Maybe it's taped to his ceiling.


----------



## dwgranda (Sep 8, 2009)

Wow. They do exist in the wild.


----------



## jsedlak (Jun 17, 2008)

awwwwwwwkwarrrd


----------



## Trevor! (Feb 28, 2004)

I'm a fan of Vino but what the .... !


----------



## BuenosAires (Apr 3, 2004)

I need something to clean my chain.
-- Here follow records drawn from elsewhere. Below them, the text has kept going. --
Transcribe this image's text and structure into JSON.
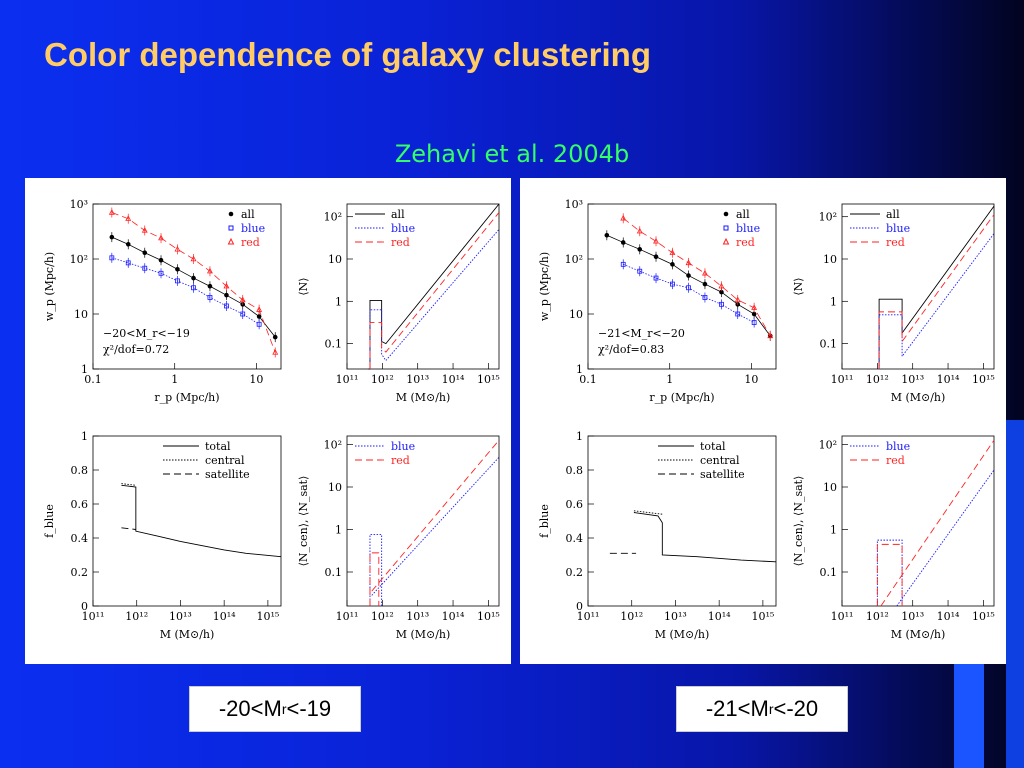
{
  "slide": {
    "title": "Color dependence of galaxy clustering",
    "citation": "Zehavi et al. 2004b"
  },
  "labels": {
    "left": {
      "pre": "-20<M",
      "sub": "r",
      "post": "<-19"
    },
    "right": {
      "pre": "-21<M",
      "sub": "r",
      "post": "<-20"
    }
  },
  "colors": {
    "all": "#000000",
    "blue": "#1a1aff",
    "red": "#ff2222",
    "total": "#000000"
  },
  "chart_data": [
    {
      "type": "scatter",
      "panel": "left",
      "position": "top-left",
      "xlabel": "r_p (Mpc/h)",
      "ylabel": "w_p (Mpc/h)",
      "xlim": [
        0.1,
        20
      ],
      "ylim": [
        1,
        1000
      ],
      "xscale": "log",
      "yscale": "log",
      "xticks": [
        "0.1",
        "1",
        "10"
      ],
      "yticks": [
        "1",
        "10",
        "10²",
        "10³"
      ],
      "legend": [
        "all",
        "blue",
        "red"
      ],
      "legend_position": "top-right",
      "annotations": [
        "−20<M_r<−19",
        "χ²/dof=0.72"
      ],
      "series": [
        {
          "name": "all",
          "x": [
            0.17,
            0.27,
            0.43,
            0.68,
            1.08,
            1.7,
            2.7,
            4.3,
            6.8,
            10.8,
            17
          ],
          "y": [
            250,
            185,
            130,
            95,
            65,
            45,
            32,
            22,
            15,
            9,
            3.8
          ]
        },
        {
          "name": "blue",
          "x": [
            0.17,
            0.27,
            0.43,
            0.68,
            1.08,
            1.7,
            2.7,
            4.3,
            6.8,
            10.8
          ],
          "y": [
            105,
            85,
            68,
            55,
            40,
            30,
            20,
            14,
            10,
            6.5
          ]
        },
        {
          "name": "red",
          "x": [
            0.17,
            0.27,
            0.43,
            0.68,
            1.08,
            1.7,
            2.7,
            4.3,
            6.8,
            10.8,
            17
          ],
          "y": [
            700,
            540,
            330,
            240,
            150,
            100,
            60,
            32,
            18,
            12,
            2
          ]
        }
      ]
    },
    {
      "type": "line",
      "panel": "left",
      "position": "top-right",
      "xlabel": "M (M⊙/h)",
      "ylabel": "⟨N⟩",
      "xlim": [
        11,
        15.3
      ],
      "ylim": [
        -1.6,
        2.3
      ],
      "xscale": "log",
      "yscale": "log",
      "xticks": [
        "10¹¹",
        "10¹²",
        "10¹³",
        "10¹⁴",
        "10¹⁵"
      ],
      "yticks": [
        "0.1",
        "1",
        "10",
        "10²"
      ],
      "legend": [
        "all",
        "blue",
        "red"
      ],
      "legend_position": "top-left",
      "series": [
        {
          "name": "all",
          "x": [
            11.6,
            11.65,
            11.65,
            11.98,
            11.98,
            12.1,
            15.3
          ],
          "y": [
            -1.6,
            -1.6,
            0.02,
            0.02,
            -0.95,
            -1.0,
            2.3
          ]
        },
        {
          "name": "blue",
          "x": [
            11.65,
            11.65,
            11.98,
            11.98,
            12.1,
            15.3
          ],
          "y": [
            -1.6,
            -0.2,
            -0.2,
            -1.25,
            -1.4,
            1.7
          ]
        },
        {
          "name": "red",
          "x": [
            11.65,
            11.65,
            11.98,
            11.98,
            12.1,
            15.3
          ],
          "y": [
            -1.6,
            -0.5,
            -0.5,
            -1.1,
            -1.2,
            2.1
          ]
        }
      ]
    },
    {
      "type": "line",
      "panel": "left",
      "position": "bottom-left",
      "xlabel": "M (M⊙/h)",
      "ylabel": "f_blue",
      "xlim": [
        11,
        15.3
      ],
      "ylim": [
        0,
        1
      ],
      "xscale": "log",
      "xticks": [
        "10¹¹",
        "10¹²",
        "10¹³",
        "10¹⁴",
        "10¹⁵"
      ],
      "yticks": [
        "0",
        "0.2",
        "0.4",
        "0.6",
        "0.8",
        "1"
      ],
      "legend": [
        "total",
        "central",
        "satellite"
      ],
      "legend_position": "top-right",
      "series": [
        {
          "name": "total",
          "x": [
            11.65,
            11.98,
            11.98,
            12.5,
            13,
            13.5,
            14,
            14.5,
            15.3
          ],
          "y": [
            0.71,
            0.7,
            0.44,
            0.41,
            0.38,
            0.355,
            0.33,
            0.31,
            0.29
          ]
        },
        {
          "name": "central",
          "x": [
            11.65,
            11.98
          ],
          "y": [
            0.72,
            0.71
          ]
        },
        {
          "name": "satellite",
          "x": [
            11.65,
            11.98
          ],
          "y": [
            0.46,
            0.45
          ]
        }
      ]
    },
    {
      "type": "line",
      "panel": "left",
      "position": "bottom-right",
      "xlabel": "M (M⊙/h)",
      "ylabel": "⟨N_cen⟩, ⟨N_sat⟩",
      "xlim": [
        11,
        15.3
      ],
      "ylim": [
        -1.8,
        2.2
      ],
      "xscale": "log",
      "yscale": "log",
      "xticks": [
        "10¹¹",
        "10¹²",
        "10¹³",
        "10¹⁴",
        "10¹⁵"
      ],
      "yticks": [
        "0.1",
        "1",
        "10",
        "10²"
      ],
      "legend": [
        "blue",
        "red"
      ],
      "legend_position": "top-left",
      "series": [
        {
          "name": "blue",
          "x": [
            11.65,
            11.65,
            11.98,
            11.98
          ],
          "y": [
            -1.8,
            -0.12,
            -0.12,
            -1.8
          ]
        },
        {
          "name": "red",
          "x": [
            11.65,
            11.65,
            11.9,
            11.9
          ],
          "y": [
            -1.8,
            -0.55,
            -0.55,
            -1.8
          ]
        },
        {
          "name": "blue-sat",
          "x": [
            11.7,
            15.3
          ],
          "y": [
            -1.55,
            1.7
          ]
        },
        {
          "name": "red-sat",
          "x": [
            11.7,
            15.3
          ],
          "y": [
            -1.45,
            2.1
          ]
        }
      ]
    },
    {
      "type": "scatter",
      "panel": "right",
      "position": "top-left",
      "xlabel": "r_p (Mpc/h)",
      "ylabel": "w_p (Mpc/h)",
      "xlim": [
        0.1,
        20
      ],
      "ylim": [
        1,
        1000
      ],
      "xscale": "log",
      "yscale": "log",
      "xticks": [
        "0.1",
        "1",
        "10"
      ],
      "yticks": [
        "1",
        "10",
        "10²",
        "10³"
      ],
      "legend": [
        "all",
        "blue",
        "red"
      ],
      "legend_position": "top-right",
      "annotations": [
        "−21<M_r<−20",
        "χ²/dof=0.83"
      ],
      "series": [
        {
          "name": "all",
          "x": [
            0.17,
            0.27,
            0.43,
            0.68,
            1.08,
            1.7,
            2.7,
            4.3,
            6.8,
            10.8,
            17
          ],
          "y": [
            270,
            200,
            150,
            110,
            80,
            50,
            35,
            25,
            15,
            10,
            4
          ]
        },
        {
          "name": "blue",
          "x": [
            0.27,
            0.43,
            0.68,
            1.08,
            1.7,
            2.7,
            4.3,
            6.8,
            10.8
          ],
          "y": [
            80,
            60,
            45,
            35,
            30,
            20,
            15,
            10,
            7
          ]
        },
        {
          "name": "red",
          "x": [
            0.27,
            0.43,
            0.68,
            1.08,
            1.7,
            2.7,
            4.3,
            6.8,
            10.8,
            17
          ],
          "y": [
            550,
            320,
            210,
            130,
            85,
            55,
            32,
            18,
            13,
            4
          ]
        }
      ]
    },
    {
      "type": "line",
      "panel": "right",
      "position": "top-right",
      "xlabel": "M (M⊙/h)",
      "ylabel": "⟨N⟩",
      "xlim": [
        11,
        15.3
      ],
      "ylim": [
        -1.6,
        2.3
      ],
      "xscale": "log",
      "yscale": "log",
      "xticks": [
        "10¹¹",
        "10¹²",
        "10¹³",
        "10¹⁴",
        "10¹⁵"
      ],
      "yticks": [
        "0.1",
        "1",
        "10",
        "10²"
      ],
      "legend": [
        "all",
        "blue",
        "red"
      ],
      "legend_position": "top-left",
      "series": [
        {
          "name": "all",
          "x": [
            12.05,
            12.05,
            12.7,
            12.7,
            15.3
          ],
          "y": [
            -1.6,
            0.05,
            0.05,
            -0.75,
            2.25
          ]
        },
        {
          "name": "blue",
          "x": [
            12.05,
            12.05,
            12.7,
            12.7,
            15.3
          ],
          "y": [
            -1.6,
            -0.32,
            -0.32,
            -1.3,
            1.6
          ]
        },
        {
          "name": "red",
          "x": [
            12.05,
            12.05,
            12.7,
            12.7,
            15.3
          ],
          "y": [
            -1.6,
            -0.25,
            -0.25,
            -0.95,
            2.05
          ]
        }
      ]
    },
    {
      "type": "line",
      "panel": "right",
      "position": "bottom-left",
      "xlabel": "M (M⊙/h)",
      "ylabel": "f_blue",
      "xlim": [
        11,
        15.3
      ],
      "ylim": [
        0,
        1
      ],
      "xscale": "log",
      "xticks": [
        "10¹¹",
        "10¹²",
        "10¹³",
        "10¹⁴",
        "10¹⁵"
      ],
      "yticks": [
        "0",
        "0.2",
        "0.4",
        "0.6",
        "0.8",
        "1"
      ],
      "legend": [
        "total",
        "central",
        "satellite"
      ],
      "legend_position": "top-right",
      "series": [
        {
          "name": "total",
          "x": [
            12.05,
            12.6,
            12.7,
            12.7,
            13.5,
            14.5,
            15.3
          ],
          "y": [
            0.55,
            0.53,
            0.49,
            0.3,
            0.29,
            0.27,
            0.26
          ]
        },
        {
          "name": "central",
          "x": [
            12.05,
            12.7
          ],
          "y": [
            0.56,
            0.54
          ]
        },
        {
          "name": "satellite",
          "x": [
            11.5,
            12.1
          ],
          "y": [
            0.31,
            0.31
          ]
        }
      ]
    },
    {
      "type": "line",
      "panel": "right",
      "position": "bottom-right",
      "xlabel": "M (M⊙/h)",
      "ylabel": "⟨N_cen⟩, ⟨N_sat⟩",
      "xlim": [
        11,
        15.3
      ],
      "ylim": [
        -1.8,
        2.2
      ],
      "xscale": "log",
      "yscale": "log",
      "xticks": [
        "10¹¹",
        "10¹²",
        "10¹³",
        "10¹⁴",
        "10¹⁵"
      ],
      "yticks": [
        "0.1",
        "1",
        "10",
        "10²"
      ],
      "legend": [
        "blue",
        "red"
      ],
      "legend_position": "top-left",
      "series": [
        {
          "name": "blue",
          "x": [
            12.0,
            12.0,
            12.7,
            12.7
          ],
          "y": [
            -1.8,
            -0.25,
            -0.25,
            -1.8
          ]
        },
        {
          "name": "red",
          "x": [
            12.0,
            12.0,
            12.7,
            12.7
          ],
          "y": [
            -1.8,
            -0.35,
            -0.35,
            -1.8
          ]
        },
        {
          "name": "blue-sat",
          "x": [
            12.55,
            15.3
          ],
          "y": [
            -1.8,
            1.4
          ]
        },
        {
          "name": "red-sat",
          "x": [
            12.1,
            15.3
          ],
          "y": [
            -1.8,
            2.1
          ]
        }
      ]
    }
  ]
}
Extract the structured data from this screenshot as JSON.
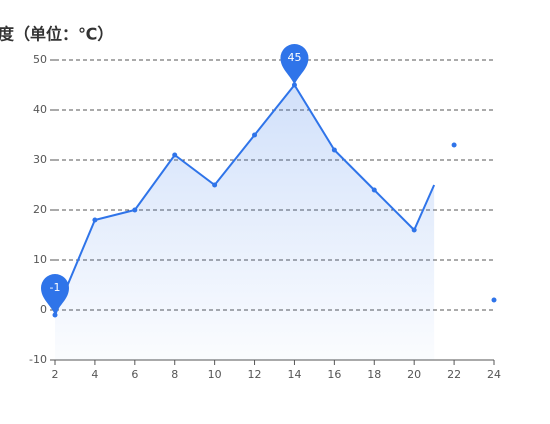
{
  "chart_data": {
    "type": "line",
    "y_axis_name": "度（单位：℃）",
    "x": [
      2,
      4,
      6,
      8,
      10,
      12,
      14,
      16,
      18,
      20,
      21
    ],
    "values": [
      -1,
      18,
      20,
      31,
      25,
      35,
      45,
      32,
      24,
      16,
      25
    ],
    "extra_points": {
      "x": [
        22,
        24
      ],
      "values": [
        33,
        2
      ]
    },
    "color": "#2f74e9",
    "area": true,
    "mark_points": [
      6,
      0
    ],
    "xlim": [
      2,
      24
    ],
    "xticks": [
      2,
      4,
      6,
      8,
      10,
      12,
      14,
      16,
      18,
      20,
      22,
      24
    ],
    "ylim": [
      -10,
      50
    ],
    "yticks": [
      -10,
      0,
      10,
      20,
      30,
      40,
      50
    ],
    "grid": true
  }
}
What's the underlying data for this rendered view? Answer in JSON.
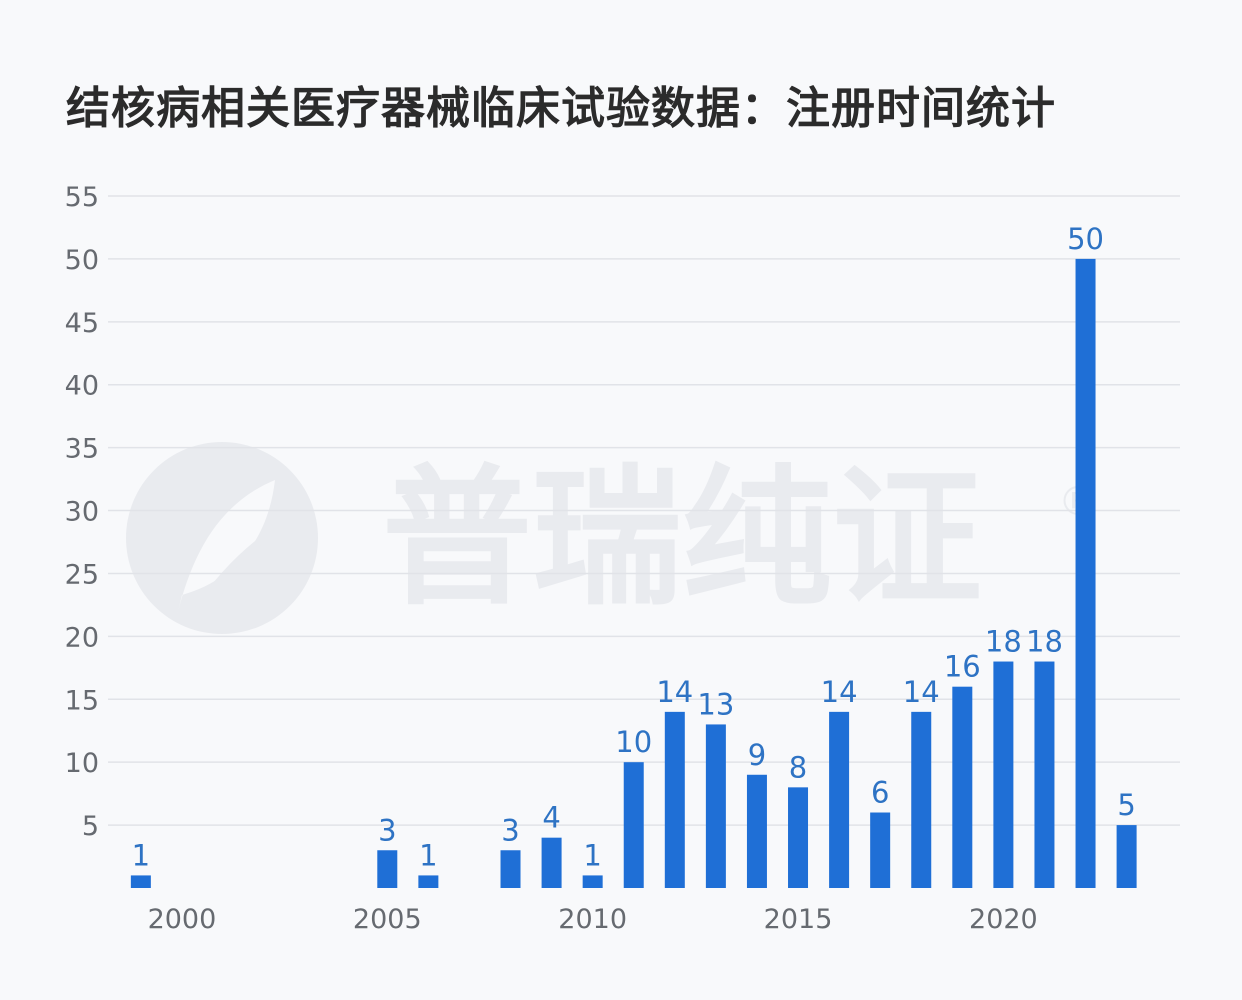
{
  "title": "结核病相关医疗器械临床试验数据：注册时间统计",
  "watermark": {
    "text": "普瑞纯证",
    "mark": "®",
    "icon": "leaf-logo-icon",
    "color": "#e9ebef"
  },
  "chart_data": {
    "type": "bar",
    "title": "结核病相关医疗器械临床试验数据：注册时间统计",
    "xlabel": "",
    "ylabel": "",
    "x": [
      1999,
      2005,
      2006,
      2008,
      2009,
      2010,
      2011,
      2012,
      2013,
      2014,
      2015,
      2016,
      2017,
      2018,
      2019,
      2020,
      2021,
      2022,
      2023
    ],
    "values": [
      1,
      3,
      1,
      3,
      4,
      1,
      10,
      14,
      13,
      9,
      8,
      14,
      6,
      14,
      16,
      18,
      18,
      50,
      5
    ],
    "x_ticks": [
      2000,
      2005,
      2010,
      2015,
      2020
    ],
    "y_ticks": [
      5,
      10,
      15,
      20,
      25,
      30,
      35,
      40,
      45,
      50,
      55
    ],
    "xlim": [
      1998.2,
      2024.3
    ],
    "ylim": [
      0,
      55
    ],
    "grid": "horizontal",
    "bar_color": "#1f6fd6",
    "label_color": "#2e73c4",
    "grid_color": "#e1e3e8"
  }
}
This could work.


----------



## spade2you (May 12, 2009)

I kinda like it, but he needs to always grit his teeth when he's wearing it, and the Vino in the jersey needs to have Vino on his jersey, and infinitely.


----------



## RRRoubaix (Aug 27, 2008)

spade2you said:


> I kinda like it, but he needs to always grit his teeth when he's wearing it, and the Vino in the jersey needs to have Vino on his jersey, and infinitely.


Ooooh, sweet!

Hmm, hard to decide if this is worse that 'Berto's "fingerbang" stuff... Better camp factor, for sure!


----------



## 4cmd3 (Jul 14, 2007)

Maybe his mom/wife/boss gave it to him.
You know how that works...


----------



## dwgranda (Sep 8, 2009)

Did you see berto's youtube video today that focuses in on his stencilled face onto the side of the bangmobile? I knew he has audi(s) with the bang logo but having your face on the car is way better!



RRRoubaix said:


> Ooooh, sweet!
> 
> Hmm, hard to decide if this is worse that 'Berto's "fingerbang" stuff... Better camp factor, for sure!


----------